You want to know what crawlers do AI? Just search for “AI”, or “training”, or some such, or skim through. It’s not long. Google-Extended collects training data. Note that Google-Extended is explicitly not used to rank pages.

Did that help?

ell1e@leminal.space · edit-2 29 days ago

You look up what Googlebot does. No AI.

The page seems written to perhaps suggest it but doesn’t explicitly say the other bots can’t feed into some other sort of AI training. It would be in Google’s interest to mislead the users here.

Edit: I found a quote where it says Googlebot does both in one: “Google-Extended doesn’t have a separate HTTP request user agent string. Crawling is done with existing Google user agent […]” and I guess Cloudflare doesn’t trust Google to abide by the access controls. That seems sensible to me. Edit 2: What exactly the CEO believes was perhaps rightfully disputed below, it was just my guess.

General_Effort@lemmy.world · 29 days ago

It would be a lot to write, if you had to say what something does not do rather than what it does.

I looked at what the Cloudflare CEO said again.
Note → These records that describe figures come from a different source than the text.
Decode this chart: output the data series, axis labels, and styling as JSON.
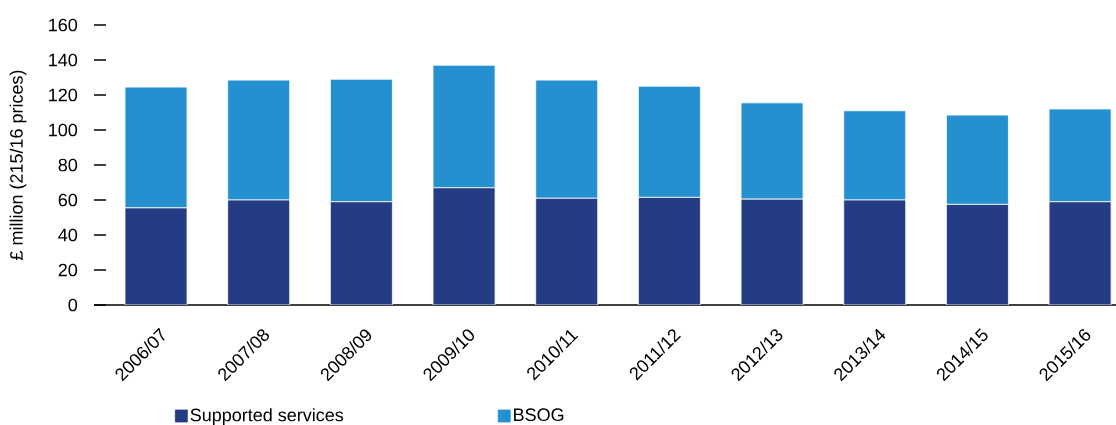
{
  "chart_data": {
    "type": "bar",
    "stacked": true,
    "ylabel": "£ million (215/16 prices)",
    "categories": [
      "2006/07",
      "2007/08",
      "2008/09",
      "2009/10",
      "2010/11",
      "2011/12",
      "2012/13",
      "2013/14",
      "2014/15",
      "2015/16"
    ],
    "series": [
      {
        "name": "Supported services",
        "color": "#233c84",
        "values": [
          55.5,
          60,
          59,
          67,
          61,
          61.5,
          60.5,
          60,
          57.5,
          59
        ]
      },
      {
        "name": "BSOG",
        "color": "#2590d0",
        "values": [
          69,
          68.5,
          70,
          70,
          67.5,
          63.5,
          55,
          51,
          51,
          53
        ]
      }
    ],
    "ylim": [
      0,
      160
    ],
    "yticks": [
      0,
      20,
      40,
      60,
      80,
      100,
      120,
      140,
      160
    ],
    "legend": "bottom"
  }
}
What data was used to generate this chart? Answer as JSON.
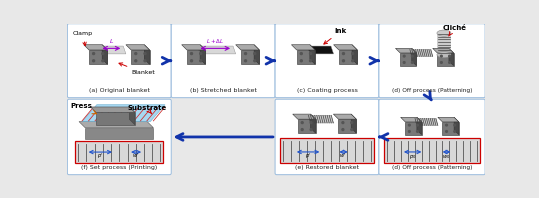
{
  "bg_color": "#e8e8e8",
  "panel_bg": "#ffffff",
  "panel_border": "#99bbdd",
  "arrow_color": "#1133aa",
  "red_color": "#cc0000",
  "orange_color": "#cc6600",
  "panels": [
    {
      "id": "a",
      "label": "(a) Original blanket"
    },
    {
      "id": "b",
      "label": "(b) Stretched blanket"
    },
    {
      "id": "c",
      "label": "(c) Coating process"
    },
    {
      "id": "d",
      "label": "(d) Off process (Patterning)"
    },
    {
      "id": "e",
      "label": "(e) Restored blanket"
    },
    {
      "id": "f",
      "label": "(f) Set process (Printing)"
    }
  ],
  "device_dark": "#4a4a4a",
  "device_mid": "#787878",
  "device_light": "#aaaaaa",
  "device_top": "#c0c0c0",
  "blanket_gray": "#d0d0d0",
  "blanket_dark": "#222222",
  "cliche_stripe": "#555555",
  "substrate_blue": "#88ccee",
  "substrate_blue2": "#aaddff",
  "inset_bg": "#e0e0e0",
  "inset_border": "#cc0000",
  "pattern_arrow": "#2255cc"
}
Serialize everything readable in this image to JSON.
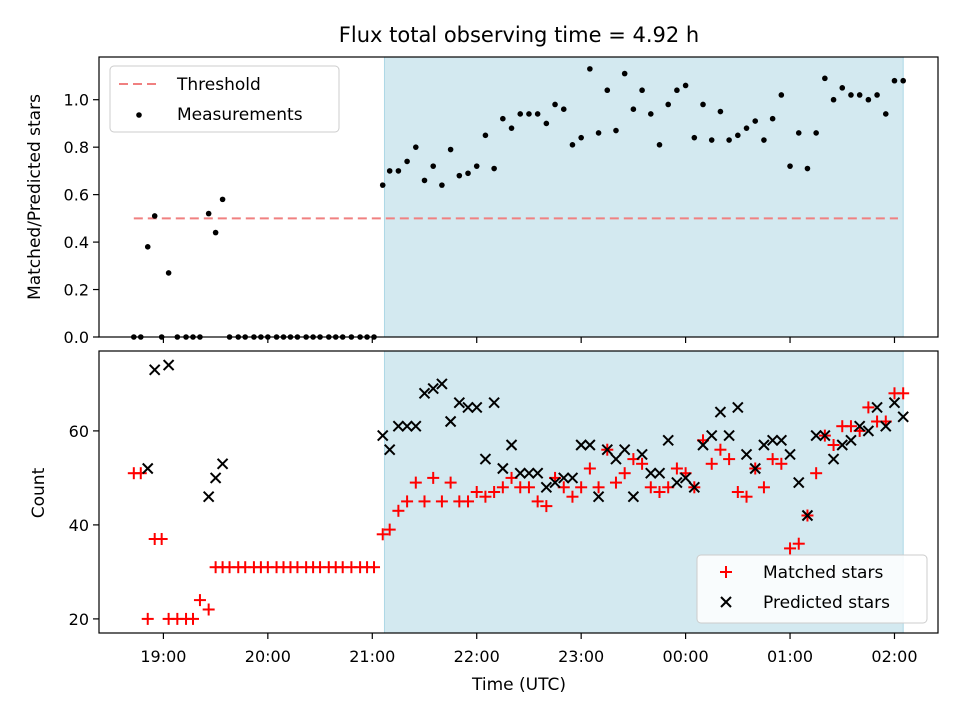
{
  "chart_data": [
    {
      "type": "scatter",
      "title": "Flux total observing time = 4.92 h",
      "ylabel": "Matched/Predicted stars",
      "xlabel": "",
      "xlim": [
        "18:23",
        "02:25"
      ],
      "ylim": [
        0,
        1.18
      ],
      "yticks": [
        "0.0",
        "0.2",
        "0.4",
        "0.6",
        "0.8",
        "1.0"
      ],
      "shaded_region": {
        "from": "21:07",
        "to": "02:05",
        "color": "#d3e9f0"
      },
      "threshold": {
        "name": "Threshold",
        "value": 0.5,
        "from": "18:43",
        "to": "02:02",
        "color": "#f08080"
      },
      "legend": {
        "placement": "top-left",
        "entries": [
          "Threshold",
          "Measurements"
        ]
      },
      "series": [
        {
          "name": "Measurements",
          "color": "#000000",
          "x": [
            "18:43",
            "18:47",
            "18:51",
            "18:55",
            "18:59",
            "19:03",
            "19:08",
            "19:13",
            "19:17",
            "19:21",
            "19:26",
            "19:30",
            "19:34",
            "19:38",
            "19:43",
            "19:47",
            "19:52",
            "19:56",
            "20:00",
            "20:05",
            "20:09",
            "20:13",
            "20:17",
            "20:22",
            "20:26",
            "20:30",
            "20:35",
            "20:39",
            "20:43",
            "20:48",
            "20:53",
            "20:57",
            "21:01",
            "21:06",
            "21:10",
            "21:15",
            "21:20",
            "21:25",
            "21:30",
            "21:35",
            "21:40",
            "21:45",
            "21:50",
            "21:55",
            "22:00",
            "22:05",
            "22:10",
            "22:15",
            "22:20",
            "22:25",
            "22:30",
            "22:35",
            "22:40",
            "22:45",
            "22:50",
            "22:55",
            "23:00",
            "23:05",
            "23:10",
            "23:15",
            "23:20",
            "23:25",
            "23:30",
            "23:35",
            "23:40",
            "23:45",
            "23:50",
            "23:55",
            "00:00",
            "00:05",
            "00:10",
            "00:15",
            "00:20",
            "00:25",
            "00:30",
            "00:35",
            "00:40",
            "00:45",
            "00:50",
            "00:55",
            "01:00",
            "01:05",
            "01:10",
            "01:15",
            "01:20",
            "01:25",
            "01:30",
            "01:35",
            "01:40",
            "01:45",
            "01:50",
            "01:55",
            "02:00",
            "02:05"
          ],
          "y": [
            0,
            0,
            0.38,
            0.51,
            0,
            0.27,
            0,
            0,
            0,
            0,
            0.52,
            0.44,
            0.58,
            0,
            0,
            0,
            0,
            0,
            0,
            0,
            0,
            0,
            0,
            0,
            0,
            0,
            0,
            0,
            0,
            0,
            0,
            0,
            0,
            0.64,
            0.7,
            0.7,
            0.74,
            0.8,
            0.66,
            0.72,
            0.64,
            0.79,
            0.68,
            0.69,
            0.72,
            0.85,
            0.71,
            0.92,
            0.88,
            0.94,
            0.94,
            0.94,
            0.9,
            0.98,
            0.96,
            0.81,
            0.84,
            1.13,
            0.86,
            1.04,
            0.87,
            1.11,
            0.96,
            1.04,
            0.94,
            0.81,
            0.98,
            1.04,
            1.06,
            0.84,
            0.98,
            0.83,
            0.95,
            0.83,
            0.85,
            0.88,
            0.91,
            0.83,
            0.92,
            1.02,
            0.72,
            0.86,
            0.71,
            0.86,
            1.09,
            1.0,
            1.05,
            1.02,
            1.02,
            1.0,
            1.02,
            0.94,
            1.08,
            1.08
          ]
        }
      ]
    },
    {
      "type": "scatter",
      "title": "",
      "ylabel": "Count",
      "xlabel": "Time (UTC)",
      "xlim": [
        "18:23",
        "02:25"
      ],
      "ylim": [
        17,
        77
      ],
      "yticks": [
        "20",
        "40",
        "60"
      ],
      "xticks": [
        "19:00",
        "20:00",
        "21:00",
        "22:00",
        "23:00",
        "00:00",
        "01:00",
        "02:00"
      ],
      "shaded_region": {
        "from": "21:07",
        "to": "02:05",
        "color": "#d3e9f0"
      },
      "legend": {
        "placement": "bottom-right",
        "entries": [
          "Matched stars",
          "Predicted stars"
        ]
      },
      "series": [
        {
          "name": "Matched stars",
          "color": "#ff0000",
          "marker": "plus",
          "x": [
            "18:43",
            "18:47",
            "18:51",
            "18:55",
            "18:59",
            "19:03",
            "19:08",
            "19:13",
            "19:17",
            "19:21",
            "19:26",
            "19:30",
            "19:34",
            "19:38",
            "19:43",
            "19:47",
            "19:52",
            "19:56",
            "20:00",
            "20:05",
            "20:09",
            "20:13",
            "20:17",
            "20:22",
            "20:26",
            "20:30",
            "20:35",
            "20:39",
            "20:43",
            "20:48",
            "20:53",
            "20:57",
            "21:01",
            "21:06",
            "21:10",
            "21:15",
            "21:20",
            "21:25",
            "21:30",
            "21:35",
            "21:40",
            "21:45",
            "21:50",
            "21:55",
            "22:00",
            "22:05",
            "22:10",
            "22:15",
            "22:20",
            "22:25",
            "22:30",
            "22:35",
            "22:40",
            "22:45",
            "22:50",
            "22:55",
            "23:00",
            "23:05",
            "23:10",
            "23:15",
            "23:20",
            "23:25",
            "23:30",
            "23:35",
            "23:40",
            "23:45",
            "23:50",
            "23:55",
            "00:00",
            "00:05",
            "00:10",
            "00:15",
            "00:20",
            "00:25",
            "00:30",
            "00:35",
            "00:40",
            "00:45",
            "00:50",
            "00:55",
            "01:00",
            "01:05",
            "01:10",
            "01:15",
            "01:20",
            "01:25",
            "01:30",
            "01:35",
            "01:40",
            "01:45",
            "01:50",
            "01:55",
            "02:00",
            "02:05"
          ],
          "y": [
            51,
            51,
            20,
            37,
            37,
            20,
            20,
            20,
            20,
            24,
            22,
            31,
            31,
            31,
            31,
            31,
            31,
            31,
            31,
            31,
            31,
            31,
            31,
            31,
            31,
            31,
            31,
            31,
            31,
            31,
            31,
            31,
            31,
            38,
            39,
            43,
            45,
            49,
            45,
            50,
            45,
            49,
            45,
            45,
            47,
            46,
            47,
            48,
            50,
            48,
            48,
            45,
            44,
            50,
            48,
            46,
            48,
            52,
            48,
            56,
            49,
            51,
            54,
            53,
            48,
            47,
            48,
            52,
            51,
            48,
            58,
            53,
            56,
            54,
            47,
            46,
            52,
            48,
            54,
            53,
            35,
            36,
            42,
            51,
            59,
            57,
            61,
            61,
            60,
            65,
            62,
            62,
            68,
            68
          ]
        },
        {
          "name": "Predicted stars",
          "color": "#000000",
          "marker": "x",
          "x": [
            "18:51",
            "18:55",
            "19:03",
            "19:26",
            "19:30",
            "19:34",
            "21:06",
            "21:10",
            "21:15",
            "21:20",
            "21:25",
            "21:30",
            "21:35",
            "21:40",
            "21:45",
            "21:50",
            "21:55",
            "22:00",
            "22:05",
            "22:10",
            "22:15",
            "22:20",
            "22:25",
            "22:30",
            "22:35",
            "22:40",
            "22:45",
            "22:50",
            "22:55",
            "23:00",
            "23:05",
            "23:10",
            "23:15",
            "23:20",
            "23:25",
            "23:30",
            "23:35",
            "23:40",
            "23:45",
            "23:50",
            "23:55",
            "00:00",
            "00:05",
            "00:10",
            "00:15",
            "00:20",
            "00:25",
            "00:30",
            "00:35",
            "00:40",
            "00:45",
            "00:50",
            "00:55",
            "01:00",
            "01:05",
            "01:10",
            "01:15",
            "01:20",
            "01:25",
            "01:30",
            "01:35",
            "01:40",
            "01:45",
            "01:50",
            "01:55",
            "02:00",
            "02:05"
          ],
          "y": [
            52,
            73,
            74,
            46,
            50,
            53,
            59,
            56,
            61,
            61,
            61,
            68,
            69,
            70,
            62,
            66,
            65,
            65,
            54,
            66,
            52,
            57,
            51,
            51,
            51,
            48,
            49,
            50,
            50,
            57,
            57,
            46,
            56,
            54,
            56,
            46,
            55,
            51,
            51,
            58,
            49,
            50,
            48,
            57,
            59,
            64,
            59,
            65,
            55,
            52,
            57,
            58,
            58,
            55,
            49,
            42,
            59,
            59,
            54,
            57,
            58,
            61,
            60,
            65,
            61,
            66,
            63
          ]
        }
      ]
    }
  ]
}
To be fair to him, he is not actually backing you up. He’s saying that Google makes no difference between the AI overview and the other search results. That is true. The AI overview is a search feature. I’m not sure why someone would want their link listed in search but not appear much more prominently in the AI overview.

cecilkorik@lemmy.ca · 1 month ago

Absolutely true. They’ll buy the data they want from some shitty crawler running from some data broker in some far-flung and lawless part of the world, hallucinate the actual source, and pretend they had no idea their “data partner” wasn’t respecting robots.txt if they have to, which they won’t ever have to do because it’s literally impossible to detect and prove and realistically unenforceable.

This is a company that removed it’s company motto of “Don’t be evil” because it found it too “limiting”. Don’t be naive.

General_Effort@lemmy.world · 30 days ago

That’s very different from what I called false.

What you describe may happen, but probably not as much as you think. Much of that stuff is just not that valuable. Some personal, colloquial writing is necessary, but Google already pays Reddit. Other stuff is better obtained from torrents or shadow libraries like Anna’s Archive.